Each table has its own metadata dictionary.

It defines:

  • target layer
  • domain
  • object name
  • column structure
  • write behavior
  • control column activation
  • integrity reference (optional)

This dictionary is the single source of truth for table behavior.


Column-Level Partition Strategy

Partitioning is declared directly within column definitions.

There is no separate partition dictionary.

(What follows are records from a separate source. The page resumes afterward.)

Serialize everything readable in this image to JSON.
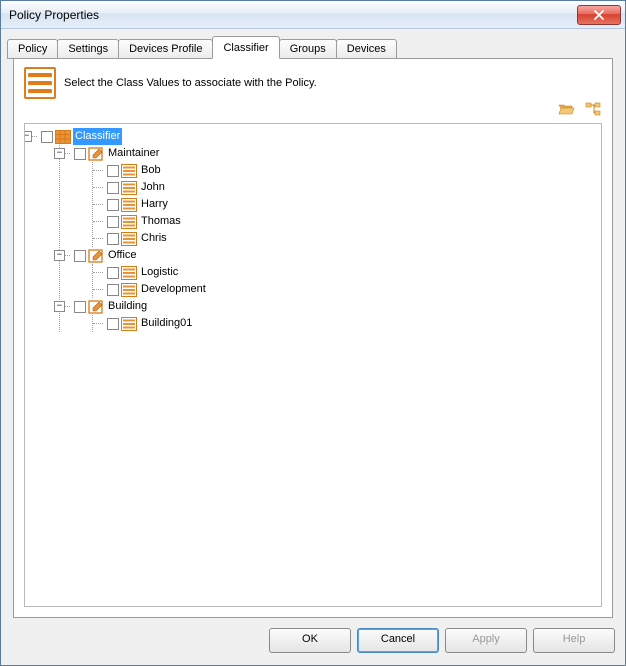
{
  "window": {
    "title": "Policy Properties"
  },
  "tabs": [
    {
      "label": "Policy"
    },
    {
      "label": "Settings"
    },
    {
      "label": "Devices Profile"
    },
    {
      "label": "Classifier",
      "active": true
    },
    {
      "label": "Groups"
    },
    {
      "label": "Devices"
    }
  ],
  "header": {
    "text": "Select the Class Values to associate with the Policy."
  },
  "tree": {
    "root_label": "Classifier",
    "groups": [
      {
        "label": "Maintainer",
        "items": [
          {
            "label": "Bob"
          },
          {
            "label": "John"
          },
          {
            "label": "Harry"
          },
          {
            "label": "Thomas"
          },
          {
            "label": "Chris"
          }
        ]
      },
      {
        "label": "Office",
        "items": [
          {
            "label": "Logistic"
          },
          {
            "label": "Development"
          }
        ]
      },
      {
        "label": "Building",
        "items": [
          {
            "label": "Building01"
          }
        ]
      }
    ]
  },
  "buttons": {
    "ok": "OK",
    "cancel": "Cancel",
    "apply": "Apply",
    "help": "Help"
  }
}
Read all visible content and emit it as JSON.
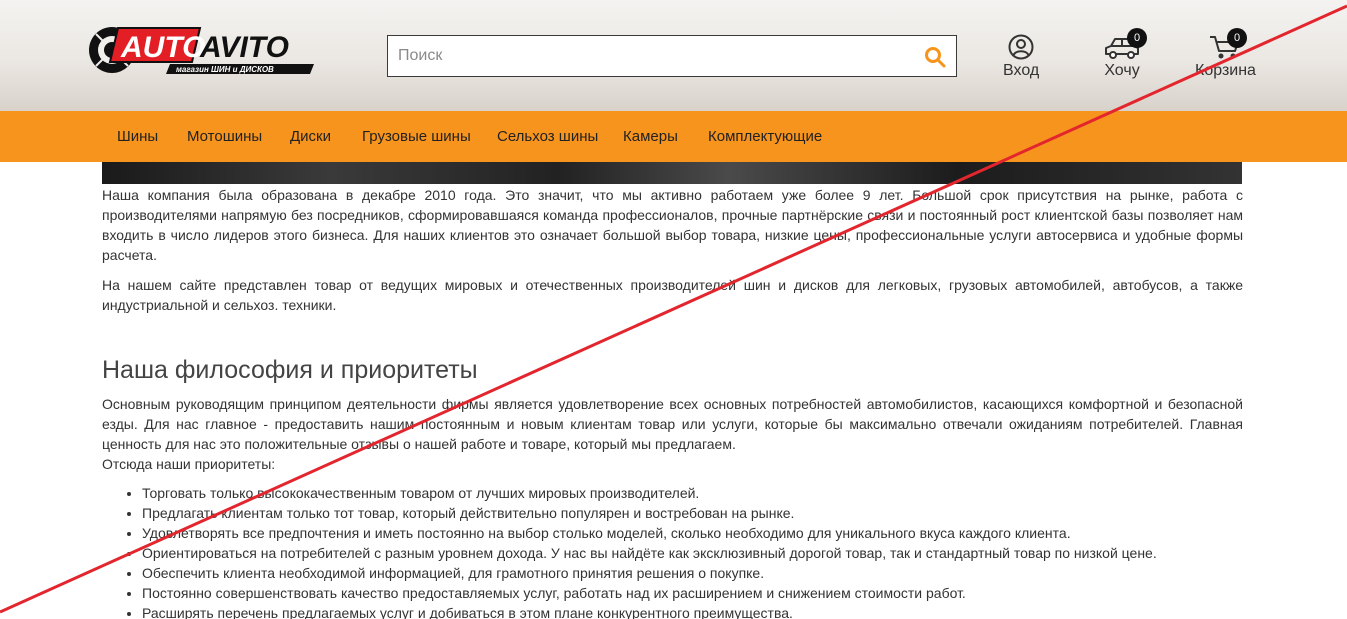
{
  "header": {
    "logo": {
      "auto": "AUTO",
      "avito": "AVITO",
      "tagline": "магазин ШИН и ДИСКОВ"
    },
    "search": {
      "placeholder": "Поиск",
      "value": ""
    },
    "login_label": "Вход",
    "wish": {
      "label": "Хочу",
      "count": "0"
    },
    "cart": {
      "label": "Корзина",
      "count": "0"
    }
  },
  "nav": {
    "items": [
      "Шины",
      "Мотошины",
      "Диски",
      "Грузовые шины",
      "Сельхоз шины",
      "Камеры",
      "Комплектующие"
    ]
  },
  "content": {
    "intro_p1": "Наша компания была образована в декабре 2010 года. Это значит, что мы активно работаем уже более 9 лет. Большой срок присутствия на рынке, работа с производителями напрямую без посредников, сформировавшаяся команда профессионалов, прочные партнёрские связи и постоянный рост клиентской базы позволяет нам входить в число лидеров этого бизнеса. Для наших клиентов это означает большой выбор товара, низкие цены, профессиональные услуги автосервиса и удобные формы расчета.",
    "intro_p2": "На нашем сайте представлен товар от ведущих мировых и отечественных производителей шин и дисков для легковых, грузовых автомобилей, автобусов, а также индустриальной и сельхоз. техники.",
    "heading": "Наша философия и приоритеты",
    "philosophy_p": "Основным руководящим принципом деятельности фирмы является удовлетворение всех основных потребностей автомобилистов, касающихся комфортной и безопасной езды. Для нас главное - предоставить нашим постоянным и новым клиентам товар или услуги, которые бы максимально отвечали ожиданиям потребителей. Главная ценность для нас это положительные отзывы о нашей работе и товаре, который мы предлагаем.",
    "priorities_intro": "Отсюда наши приоритеты:",
    "priorities": [
      "Торговать только высококачественным товаром от лучших мировых производителей.",
      "Предлагать клиентам только тот товар, который действительно популярен и востребован на рынке.",
      "Удовлетворять все предпочтения и иметь постоянно на выбор столько моделей, сколько необходимо для уникального вкуса каждого клиента.",
      "Ориентироваться на потребителей с разным уровнем дохода. У нас вы найдёте как эксклюзивный дорогой товар, так и стандартный товар по низкой цене.",
      "Обеспечить клиента необходимой информацией, для грамотного принятия решения о покупке.",
      "Постоянно совершенствовать качество предоставляемых услуг, работать над их расширением и снижением стоимости работ.",
      "Расширять перечень предлагаемых услуг и добиваться в этом плане конкурентного преимущества."
    ]
  },
  "colors": {
    "nav_bg": "#f7941d",
    "accent": "#f7941d",
    "logo_red": "#e31e24",
    "strike_line": "#e3262e"
  },
  "icons": [
    "logo-tire-icon",
    "search-icon",
    "user-icon",
    "car-icon",
    "cart-icon"
  ]
}
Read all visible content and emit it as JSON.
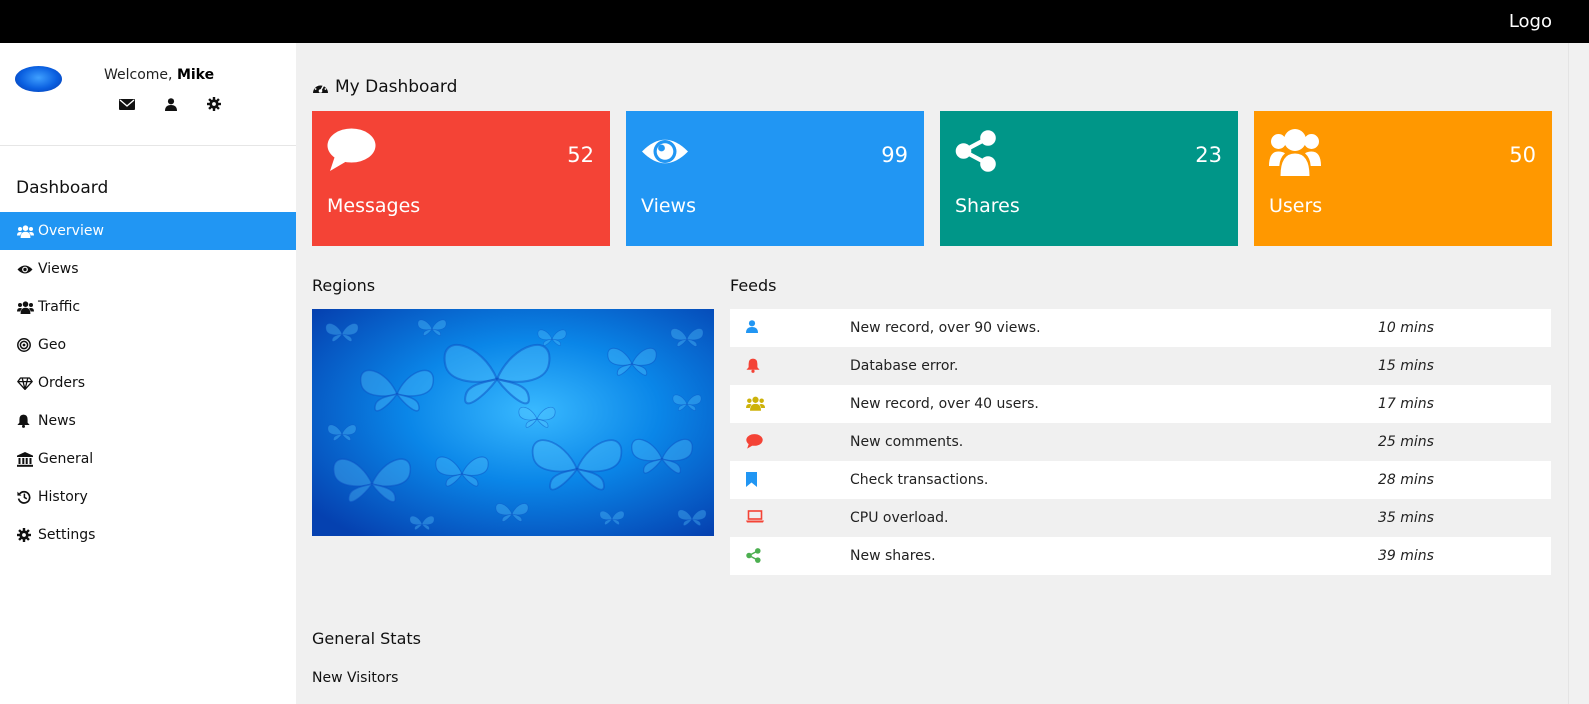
{
  "topbar": {
    "logo": "Logo"
  },
  "sidebar": {
    "welcome_prefix": "Welcome, ",
    "user_name": "Mike",
    "user_icons": [
      "envelope-icon",
      "user-icon",
      "gear-icon"
    ],
    "nav_title": "Dashboard",
    "items": [
      {
        "label": "Overview",
        "icon": "users-icon",
        "active": true
      },
      {
        "label": "Views",
        "icon": "eye-icon"
      },
      {
        "label": "Traffic",
        "icon": "users-icon"
      },
      {
        "label": "Geo",
        "icon": "bullseye-icon"
      },
      {
        "label": "Orders",
        "icon": "diamond-icon"
      },
      {
        "label": "News",
        "icon": "bell-icon"
      },
      {
        "label": "General",
        "icon": "bank-icon"
      },
      {
        "label": "History",
        "icon": "history-icon"
      },
      {
        "label": "Settings",
        "icon": "gear-icon"
      }
    ]
  },
  "main": {
    "page_title": "My Dashboard",
    "cards": [
      {
        "label": "Messages",
        "count": "52",
        "color": "#f44336",
        "icon": "comment-icon"
      },
      {
        "label": "Views",
        "count": "99",
        "color": "#2196f3",
        "icon": "eye-icon"
      },
      {
        "label": "Shares",
        "count": "23",
        "color": "#009688",
        "icon": "share-icon"
      },
      {
        "label": "Users",
        "count": "50",
        "color": "#ff9800",
        "icon": "users-icon"
      }
    ],
    "regions_title": "Regions",
    "feeds_title": "Feeds",
    "feeds": [
      {
        "text": "New record, over 90 views.",
        "time": "10 mins",
        "icon": "user-icon",
        "color": "#2196f3"
      },
      {
        "text": "Database error.",
        "time": "15 mins",
        "icon": "bell-icon",
        "color": "#f44336"
      },
      {
        "text": "New record, over 40 users.",
        "time": "17 mins",
        "icon": "users-icon",
        "color": "#cdb20a"
      },
      {
        "text": "New comments.",
        "time": "25 mins",
        "icon": "comment-icon",
        "color": "#f44336"
      },
      {
        "text": "Check transactions.",
        "time": "28 mins",
        "icon": "bookmark-icon",
        "color": "#2196f3"
      },
      {
        "text": "CPU overload.",
        "time": "35 mins",
        "icon": "laptop-icon",
        "color": "#f44336"
      },
      {
        "text": "New shares.",
        "time": "39 mins",
        "icon": "share-icon",
        "color": "#4caf50"
      }
    ],
    "general_stats_title": "General Stats",
    "new_visitors_label": "New Visitors"
  }
}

If a column participates in partitioning:

  • it is declared explicitly
  • helper columns such as _partition_<column_name> may be generated
  • derivation logic is deterministic

Partition behavior is structural, not inferred.


Integrity Dictionary

The integrity dictionary is a separate structure referenced by the table metadata.

It may define:

  • primary key rules
  • unique combinations
  • referential integrity
  • structural validations

This separation ensures:

  • structural metadata remains clean
  • constraint logic remains reusable
  • integrity rules can evolve independently

The integrity dictionary is optional but recommended for governed environments.


Execution Relationship

Responsibility Table Metadata Integrity Dictionary Engine
Structure Yes No Executes
Keys Yes May validate Executes
Constraints No Yes Executes
Partitioning Yes (column-level) No Executes
Write Mode Yes No Executes

The engine interprets both dictionaries during execution.


Deterministic Design

Because metadata is explicit:

  • execution is reproducible
  • structural behavior is auditable
  • engine logic remains stable
  • changes are configuration-driven

The engine evolves independently from metadata definitions.


Scope Boundaries

The Metadata Model does not:

  • enforce a specific modeling methodology
  • impose naming conventions beyond reserved patterns
  • dictate enterprise governance models

It provides a declarative structural control plane for the Lakehouse.